Date of Award

2015

Degree Type

Dissertation

Degree Name

Ph.D.

Department

Biological Sciences

First Advisor

Sherah L VanLaerhoven

Keywords

activity budget, insect pest management, olfactory cue, optimal foraging theory, optimal oviposition theory, zoophytophagy

Rights

CC-BY-NC-ND

Abstract

Dicyphus hesperus Knight (Hemiptera: Miridae) is an omnivorous natural enemy of greenhouse whitefly, Trialeurodes vaporariorum Westwood (Hemiptera: Aleyrodidae) that can be used in biological control programs. Omnivorous natural enemies consume both plant and prey food and offer certain advantages and disadvantages to biological control; therefore, understanding these species prior to their use is important. Much is currently known about D. hesperus. However, variation in the quality of plant and/or prey resources for consumers is common in agroecosystems. The impacts of varying within-species resource quality on D. hesperus have not been investigated. The objective of my dissertation was to investigate the effect of varying plant and prey quality on the life history and behaviour of D. hesperus. To approach this question, I used nitrogen (N) fertilizer to manipulate the quality of tomato plants, Solanum lycopersicum L. (Solanales: Solanaceae). Prey reared on high and low N tomato plants were offered in feeding trials to represent natural variation in prey quality.

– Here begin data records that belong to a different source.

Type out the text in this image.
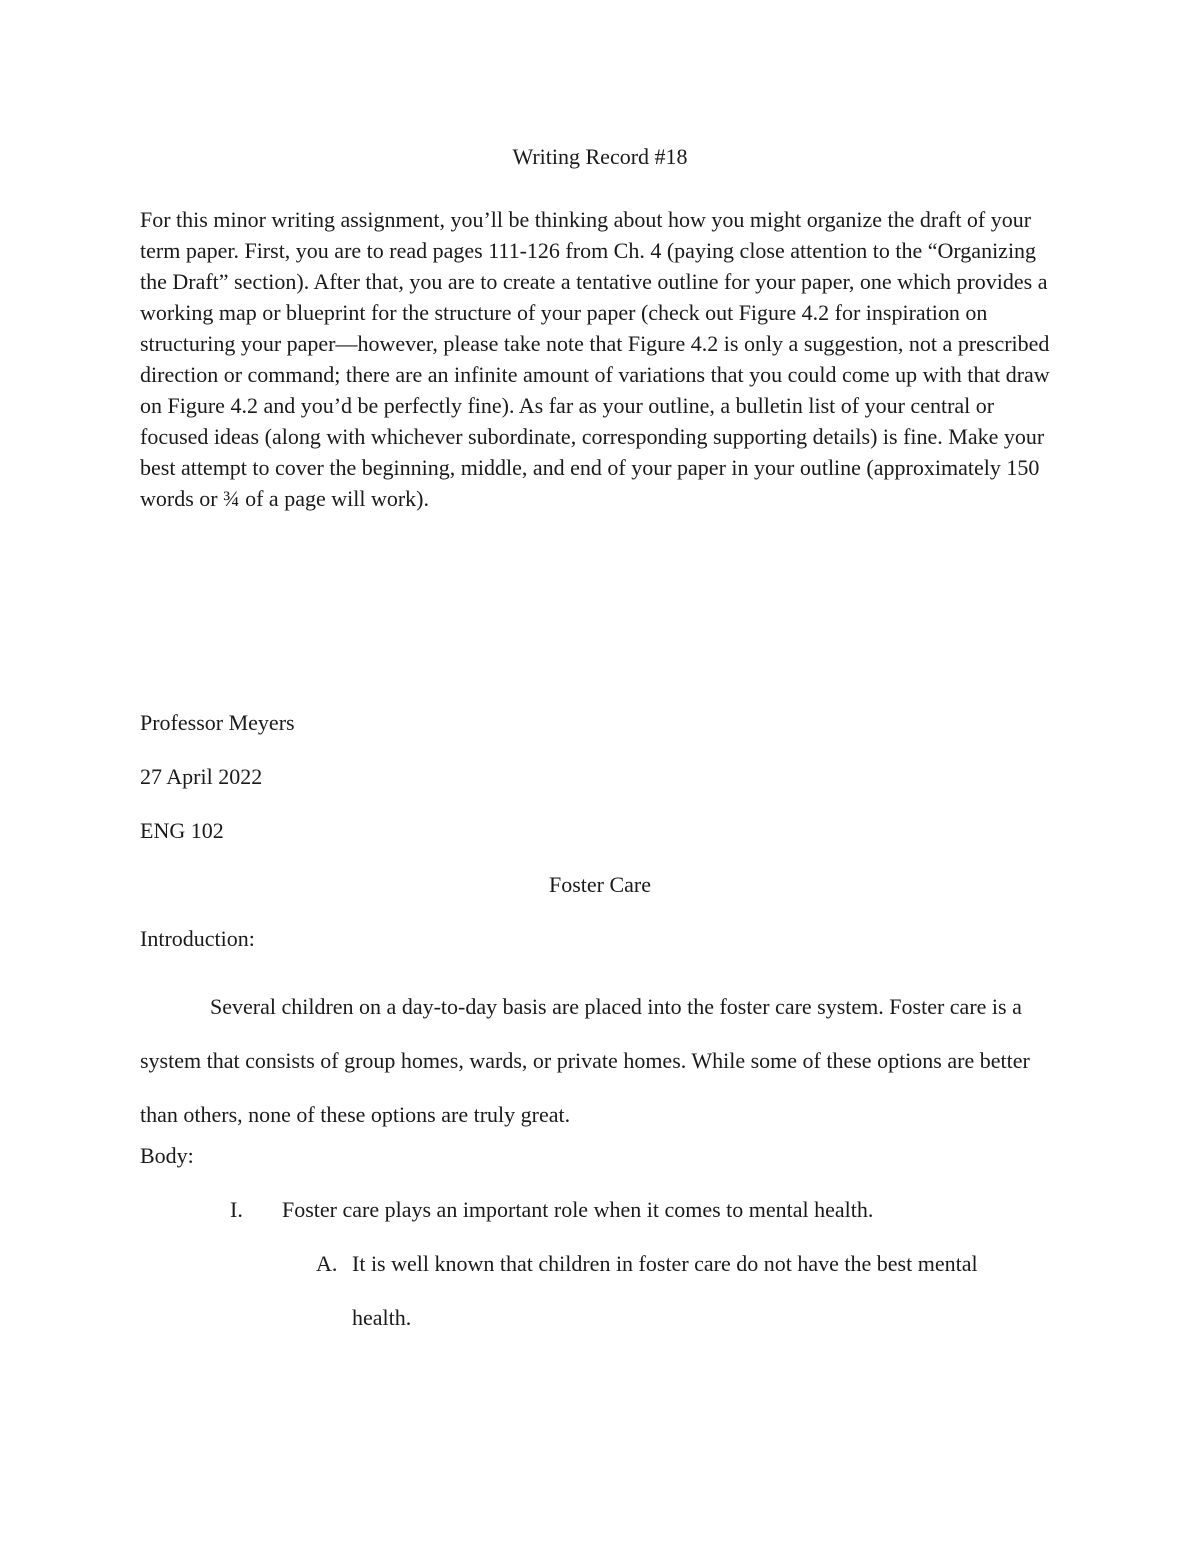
Writing Record #18

For this minor writing assignment, you’ll be thinking about how you might organize the draft of your term paper. First, you are to read pages 111-126 from Ch. 4 (paying close attention to the “Organizing the Draft” section). After that, you are to create a tentative outline for your paper, one which provides a working map or blueprint for the structure of your paper (check out Figure 4.2 for inspiration on structuring your paper—however, please take note that Figure 4.2 is only a suggestion, not a prescribed direction or command; there are an infinite amount of variations that you could come up with that draw on Figure 4.2 and you’d be perfectly fine). As far as your outline, a bulletin list of your central or focused ideas (along with whichever subordinate, corresponding supporting details) is fine. Make your best attempt to cover the beginning, middle, and end of your paper in your outline (approximately 150 words or ¾ of a page will work).

Professor Meyers

27 April 2022

ENG 102

Foster Care

Introduction:

Several children on a day-to-day basis are placed into the foster care system. Foster care is a system that consists of group homes, wards, or private homes. While some of these options are better than others, none of these options are truly great.

Body:

I. Foster care plays an important role when it comes to mental health.
A. It is well known that children in foster care do not have the best mental
health.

I observed how these factors, independently or simultaneously, affected oviposition preference (Chapter 2); development and survival of D. hesperus nymphs (Chapter 3); olfactory response (Chapter 4); prey preference and consumption rate (Chapter 5); and the activity budget (Chapter 6) of D. hesperus. Based on optimal oviposition theory, optimal foraging theory, and the plant vigor and plant stress hypotheses, I predicted that high N tomato plants, and whitefly prey reared on those plants, would be most preferred. I also predicted that the behaviour of D. hesperus would vary in response to the quality of the resources available. As expected, both factors influenced the life history and behaviour of D. hesperus. For example, high N tomatoes were preferred for oviposition and prey reared on high N plants were preferred for consumption. Foraging behaviour of D. hesperus adults also varied in response to varying levels of plant N when prey from high and low N tomatoes were provided. My results can be used to inform the development of biological control programs using omnivores, and D. hesperus in particular. My research highlights the importance of considering within-species variation in quality when making pest management decisions.